![]() |
|
![]() | |||||||||
Dzień 28 augusta
Sesja 52
Zagaił teraźniejszą sesją marszałek sejmowy, mówiąc: mocą nieprzewidzianych wyroków ciosy razem się okropne na kraj nasz zwaliły, a gdy ich odwrócenie ani w naszej mocy, ani w zdolności zostaje, ile że gwałt i przemoc czegoż na słabym nie wymuszą narodzie, a gdy żadnej znikąd nie widać nadziei, jaką mamy dać czynnościom naszym postać, do was to, stany sejmujące, przynależy. Tu doradzał umiarkowanie do okoliczności stosowne, przekładał urzędowania swego tak dalece szczupłe granice, że sama nawet rada jego pod wyroki stanów sejmujących podpada. Dodał wszelako, iż wczoraj wniesiona materia pruska nie może stanów uchylić roztrząśnienia, ile że ją gwałt zbrojny nad słabemi przewodząc popiera.
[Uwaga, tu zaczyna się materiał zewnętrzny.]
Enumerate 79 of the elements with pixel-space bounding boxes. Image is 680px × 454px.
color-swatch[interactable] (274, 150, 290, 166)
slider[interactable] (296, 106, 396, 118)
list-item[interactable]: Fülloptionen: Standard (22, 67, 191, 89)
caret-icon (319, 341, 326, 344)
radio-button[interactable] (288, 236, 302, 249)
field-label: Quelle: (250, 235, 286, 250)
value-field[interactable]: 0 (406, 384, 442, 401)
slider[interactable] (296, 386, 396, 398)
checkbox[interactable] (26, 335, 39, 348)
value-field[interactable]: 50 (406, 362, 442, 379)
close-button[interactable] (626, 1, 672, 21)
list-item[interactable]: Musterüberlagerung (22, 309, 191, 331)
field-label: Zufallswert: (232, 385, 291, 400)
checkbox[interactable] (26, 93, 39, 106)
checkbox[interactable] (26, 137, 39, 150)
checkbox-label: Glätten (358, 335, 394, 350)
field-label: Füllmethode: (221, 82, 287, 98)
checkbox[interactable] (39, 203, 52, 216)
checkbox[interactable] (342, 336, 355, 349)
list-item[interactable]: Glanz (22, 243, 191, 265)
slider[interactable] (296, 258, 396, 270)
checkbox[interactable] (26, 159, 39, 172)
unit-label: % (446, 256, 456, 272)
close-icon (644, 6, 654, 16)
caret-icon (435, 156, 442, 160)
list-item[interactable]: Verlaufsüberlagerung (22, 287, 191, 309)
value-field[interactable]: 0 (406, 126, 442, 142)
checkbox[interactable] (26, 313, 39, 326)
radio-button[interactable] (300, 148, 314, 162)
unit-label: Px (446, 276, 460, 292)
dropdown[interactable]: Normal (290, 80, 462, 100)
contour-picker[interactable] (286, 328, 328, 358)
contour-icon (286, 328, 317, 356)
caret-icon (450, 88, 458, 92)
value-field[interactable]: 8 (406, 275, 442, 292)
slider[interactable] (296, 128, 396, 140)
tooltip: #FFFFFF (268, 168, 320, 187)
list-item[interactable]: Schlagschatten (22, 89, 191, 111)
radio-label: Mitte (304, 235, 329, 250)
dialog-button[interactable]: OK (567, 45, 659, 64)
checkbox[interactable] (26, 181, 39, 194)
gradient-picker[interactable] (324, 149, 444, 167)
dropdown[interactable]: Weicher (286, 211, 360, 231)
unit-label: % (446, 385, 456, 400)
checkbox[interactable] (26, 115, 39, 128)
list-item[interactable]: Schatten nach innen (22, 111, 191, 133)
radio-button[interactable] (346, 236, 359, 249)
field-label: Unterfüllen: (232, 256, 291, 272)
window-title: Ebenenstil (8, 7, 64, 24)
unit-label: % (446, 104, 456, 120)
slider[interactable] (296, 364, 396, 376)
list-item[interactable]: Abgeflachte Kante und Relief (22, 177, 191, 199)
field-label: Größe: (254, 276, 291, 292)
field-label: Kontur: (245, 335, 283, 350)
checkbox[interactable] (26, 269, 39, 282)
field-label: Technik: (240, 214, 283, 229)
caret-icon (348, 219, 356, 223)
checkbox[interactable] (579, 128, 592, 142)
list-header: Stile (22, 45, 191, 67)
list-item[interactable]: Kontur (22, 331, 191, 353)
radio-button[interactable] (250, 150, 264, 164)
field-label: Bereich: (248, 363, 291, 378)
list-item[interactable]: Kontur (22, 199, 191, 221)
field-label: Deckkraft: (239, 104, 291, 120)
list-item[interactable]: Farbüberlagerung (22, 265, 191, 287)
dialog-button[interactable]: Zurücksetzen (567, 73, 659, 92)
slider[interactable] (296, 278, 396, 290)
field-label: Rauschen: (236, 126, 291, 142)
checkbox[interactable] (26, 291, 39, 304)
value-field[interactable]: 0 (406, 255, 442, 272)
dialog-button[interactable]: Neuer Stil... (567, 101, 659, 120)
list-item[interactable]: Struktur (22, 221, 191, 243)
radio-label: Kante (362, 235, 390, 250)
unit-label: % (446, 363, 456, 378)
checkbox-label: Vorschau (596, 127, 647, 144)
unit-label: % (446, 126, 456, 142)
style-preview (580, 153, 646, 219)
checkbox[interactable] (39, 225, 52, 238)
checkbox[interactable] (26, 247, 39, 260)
Mądrość przeto stanów sejmujących strzodki wynaleźć powinna stosowne do okoliczności, w jakiej znajdujemy się. Ponowił, iż nieraz w zagajeniach swoich oświadczał, że rząd wewnętrzny we wszelkich jego przedziałach ustanowić i ustalić należy, albowiem i ta jest dla obywatela niemała korzyść w dobrze rządnym prowadzić życie kraju. Oddawszy na ostatku do woli stanów, od czego sesją zacząć zechcą, doniósł o dwóch notach na ręce swoje od ministra pruskiego i od JP ambasadora rosyjskiego przysłanych, które rozkazał JP sekretarzowi czytać. Tyszkiewicz marszałek WLit. o podobnychże notach i do siebie przysłanych stany zawiadomił.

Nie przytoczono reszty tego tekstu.